A couple years ago, K Records founder Calvin Johnson was on tour with Deerhunter in Australia when the band asked him what his plans were when they were finished. Johnson told us recently that he told them he had a 13-day Northwest tour booked. "Thirteen dates?" they asked. "When we play the Northwest we play two dates: Seattle and Portland." Seattle wasn't even on Johnson's list.
Seattle bands have only tepidly stuck their toes in the "greater Seattle area" circuit. Though Cave Singers and Death Cab for Cutie have each sold out one-off shows in Bremerton and Seattle indie rockers the Moondoggies were recently booked at Bainbridge Island's Treehouse Cafe for April 2, a consistent circuit linking the Seattle scene to west-Sound cities has never caught on, due in no small part to a lack of infrastructure—a consistent venue or booker for such acts.
If Gov. Chris Gregoire gets her proposed budget cuts and the ferry to Bremerton stops at 9 p.m., largely shutting out a subset of would-be showgoers from Seattle concerts, bands are going to have to start making the trek to Kitsap County and beyond more often if they want to reach the region's fans. That's not necessarily a bad thing. Westside concertgoers would appreciate a few hometown shows, and Seattle bands could use the paycheck.
"You can only play Seattle so many times," says Ali Hedrick, who books the likes of Neko Case, The Swell Season, and the Moondoggies at The Billions Corporation. "I like to develop those secondary markets for them. For any band. It can become a good moneymaker for before you go on tour."

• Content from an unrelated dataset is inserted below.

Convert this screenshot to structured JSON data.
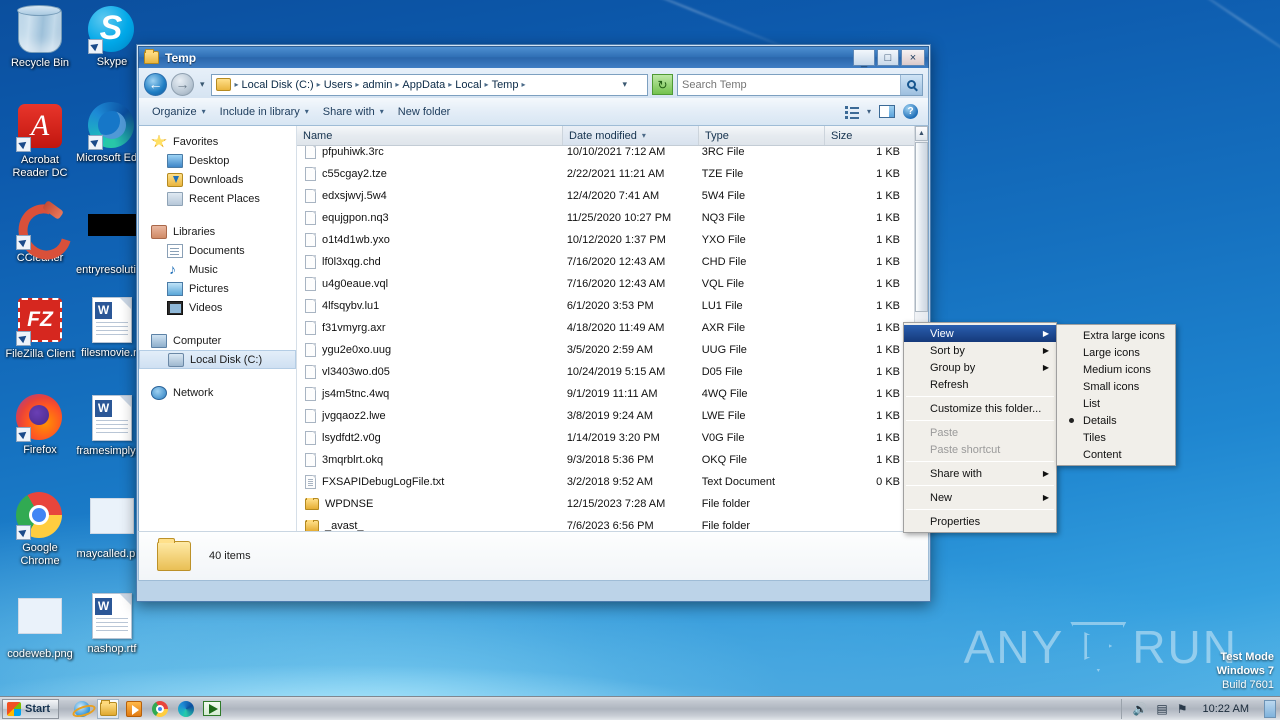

To that end, Hedrick said yes to the Treehouse Cafe when they called and asked if they could book the country-lovin' Moondoggies in a venue that, at most, can hold about 250 people. That's just one-fourth the size of Showbox at the Market, the most recent room the Moondoggies played in Seattle.
At $10 a head, the band won't make as much money on the gig as they would playing the larger Seattle clubs they're accustomed to, but Hedrick says they stand to do better at Treehouse than they would on a random tour date somewhere in middle America. "You know people have heard of them on Bainbridge because they're from Seattle," she says.
The Treehouse—essentially an updated pub and pizzeria with a large bar that doubles as a concert space—is one of the more promising installments in what could be a regional circuit. They've been booking bands regularly for a year, and have hosted popular Seattle regulars like Star Anna and Zoe Muth. Other shows on the Treehouse calendar include Massy Ferguson and Kristen Ward.
Hedrick says she hopes to book the Moondoggies a Vashon Island gig soon, and will be looking for alternative stops for her other buzzy Seattle act, The Head and the Heart, once they wrap up their national obligations. Hedrick says she's open to venues in other small-market clubs that can provide a decent PA system, a stage, and something of a guarantee for the band.